Natürlich hat das Nachteile. Rückenschmerzen, manche Sachen dauern ewig, sind teuer oder funktionieren eben nicht (Häcksler wäre super, aber ohne Strom oder Benzin is nicht, Solaranlage finde ich im Moment noch übertrieben). Manchmal muss ich auch Kompromisse machen (aufgrund der Entfernung mit dem Auto hin fahren braucht auch Benzin, Wasser mit dem Dodge holen auch!).
Wenn jetzt statt Teich nur ein Tümpel geht dann ist es so. Wahrscheinlich würde ich eher in der Lehmgrube Lehm holen als eine Folie. Und wenn das gar nicht funktioniert habe ich halt keinen Teich und versuche rund um das Loch Bananen zu pflanzen. Manchmal ist der Weg das Ziel.

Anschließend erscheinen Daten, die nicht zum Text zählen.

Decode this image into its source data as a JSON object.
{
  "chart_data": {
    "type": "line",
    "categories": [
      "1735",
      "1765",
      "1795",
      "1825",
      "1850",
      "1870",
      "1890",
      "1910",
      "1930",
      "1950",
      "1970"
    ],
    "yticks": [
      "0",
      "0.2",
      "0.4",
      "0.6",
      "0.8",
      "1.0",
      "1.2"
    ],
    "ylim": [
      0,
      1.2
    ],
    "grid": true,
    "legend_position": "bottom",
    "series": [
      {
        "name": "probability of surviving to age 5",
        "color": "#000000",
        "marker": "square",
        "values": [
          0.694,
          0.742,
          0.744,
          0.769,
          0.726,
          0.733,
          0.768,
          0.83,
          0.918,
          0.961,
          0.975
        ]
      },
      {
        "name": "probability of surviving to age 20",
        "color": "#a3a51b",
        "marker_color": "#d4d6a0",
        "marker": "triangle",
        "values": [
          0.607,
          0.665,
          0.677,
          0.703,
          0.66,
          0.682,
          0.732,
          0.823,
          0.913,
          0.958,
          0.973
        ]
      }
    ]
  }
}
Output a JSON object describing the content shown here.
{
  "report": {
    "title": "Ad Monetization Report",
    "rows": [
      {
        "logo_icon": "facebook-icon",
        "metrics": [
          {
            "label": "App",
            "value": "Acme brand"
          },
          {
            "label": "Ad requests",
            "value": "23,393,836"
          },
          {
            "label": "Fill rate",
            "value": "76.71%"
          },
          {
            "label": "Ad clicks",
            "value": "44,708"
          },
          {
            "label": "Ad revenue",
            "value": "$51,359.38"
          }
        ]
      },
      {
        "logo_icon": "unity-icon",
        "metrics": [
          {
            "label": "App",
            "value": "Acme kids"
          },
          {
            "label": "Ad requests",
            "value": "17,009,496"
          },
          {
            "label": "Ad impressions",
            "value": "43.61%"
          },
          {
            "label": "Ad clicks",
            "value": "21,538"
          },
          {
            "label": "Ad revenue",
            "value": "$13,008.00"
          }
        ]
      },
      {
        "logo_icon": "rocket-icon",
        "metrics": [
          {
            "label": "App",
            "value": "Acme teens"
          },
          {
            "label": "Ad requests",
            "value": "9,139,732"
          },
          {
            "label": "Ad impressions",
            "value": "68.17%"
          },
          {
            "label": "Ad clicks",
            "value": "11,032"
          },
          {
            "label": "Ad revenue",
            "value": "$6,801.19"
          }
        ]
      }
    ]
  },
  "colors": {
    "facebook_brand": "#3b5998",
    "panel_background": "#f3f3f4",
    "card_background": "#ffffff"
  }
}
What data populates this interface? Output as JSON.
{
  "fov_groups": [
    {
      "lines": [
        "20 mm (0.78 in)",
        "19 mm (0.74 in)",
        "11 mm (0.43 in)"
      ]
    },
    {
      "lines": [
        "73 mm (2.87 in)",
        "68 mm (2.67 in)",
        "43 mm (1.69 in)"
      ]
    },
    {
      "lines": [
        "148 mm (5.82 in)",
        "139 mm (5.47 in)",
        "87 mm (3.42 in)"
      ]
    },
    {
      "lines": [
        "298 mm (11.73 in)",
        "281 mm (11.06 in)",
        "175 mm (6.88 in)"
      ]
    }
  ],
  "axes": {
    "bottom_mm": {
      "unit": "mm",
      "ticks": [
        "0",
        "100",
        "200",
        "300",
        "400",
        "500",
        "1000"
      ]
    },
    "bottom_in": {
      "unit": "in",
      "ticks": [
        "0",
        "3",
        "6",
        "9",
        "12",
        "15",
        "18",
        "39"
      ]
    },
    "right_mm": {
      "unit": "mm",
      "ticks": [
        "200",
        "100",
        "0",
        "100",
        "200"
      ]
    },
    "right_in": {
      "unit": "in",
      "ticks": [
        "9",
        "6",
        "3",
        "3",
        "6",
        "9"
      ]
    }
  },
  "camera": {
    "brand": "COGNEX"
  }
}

Und zuletzt: Kaufen ist für die wenigsten Probleme tatsächlich eine gute Lösung!

Gruß

T


----------



## mitch (22. Juni 2017)

Optimist schrieb:


> Vielleicht muss ich mein Vorhaben noch mal Beschreiben um diese Diskussion nicht alle paar Beiträge zu haben:


nun ist es für mich ersichtlich in welche Richtung du willst - find ich gut das du das machst - und wenn es dauert dann ist das halt so mit allen auf und ab´s.


----------



## Christine (23. Juni 2017)

Also - ich hab jetzt nicht alles gelesen, vielleicht war der Link schon mal genannt worden, aber ich habe vor Jahren mal etwas gelesen, was in der Art diesem Artikel hier entspricht. Wichtig ist für mich die Aussage "die Lehmschicht sollte mindestens 30 cm dick sein".


----------



## Optimist (23. Juni 2017)

Habe auch lang gegoogelt bevor ich angefangen habe zu graben. Bin mir nicht gaz sicher, aber dort steht nichts von verdichten. Schätze die Seite redet über die glücklichen die so lehmigen Boden haben dass sie nur graben müssen.
Ich hoffe, und im Moment sieht es auch so aus, dass es bei Lehmhaltigem Boden reicht wenn man eine gewisse Schicht verdichtet. Deshalb habe ich Steine entfernt, verdichtet und trage jetzt Material auf. Auf 30 cm werde ich nicht kommen, aber ich denke das wird so funktionieren. Am Ende muss ich vielleicht doch eine Maschine leihen und die verdichten (je nach Modell) bis zu 50cm Tiefe.
In dem Artikel dichten Sie auch zu wenig lehmigen Boden mit Tonziegeln ab, da nehmen die nur 1 Schicht...


----------



## Christine (23. Juni 2017)

Alsoooo - ich erinnere mich wage an Fotos in dem Buch, wo Tonplatten von ca. 10 cm Dicke dachziegelartig übereinander gelegt wurden und dann mit einem Rüttler bearbeitet. Da war aber noch irgend ein weißes Pulver im Spiel, ich weiß nur nicht mehr, wie das hieß. Ich werde am Wochenende mal schauen, ob ich das Buch noch habe, ich befürchte aber eher nein.


----------



## Optimist (23. Juni 2017)

Christine schrieb:


> Alsoooo - ich erinnere mich wage an Fotos in dem Buch, wo Tonplatten von ca. 10 cm Dicke dachziegelartig übereinander gelegt wurden und dann mit einem Rüttler bearbeitet. Da war aber noch irgend ein weißes Pulver im Spiel, ich weiß nur nicht mehr, wie das hieß. Ich werde am Wochenende mal schauen, ob ich das Buch noch habe, ich befürchte aber eher nein.


Bentonit?

Gesendet von meinem Nexus 6P mit Tapatalk


----------



## Mr.DD (24. Juni 2017)

was ich aber nicht verstehe.... wieso will man versuchen einen teich zu bauen der von lehm abgedichdet werden soll... man aber keinen lehm hat?
du hast bissel lehm in erde aber damit wird das niemals "dicht"


----------



## Optimist (24. Juni 2017)

Mr.DD schrieb:


> was ich aber nicht verstehe.... wieso will man versuchen einen teich zu bauen der von lehm abgedichdet werden soll... man aber keinen lehm hat?
> du hast bissel lehm in erde aber damit wird das niemals "dicht"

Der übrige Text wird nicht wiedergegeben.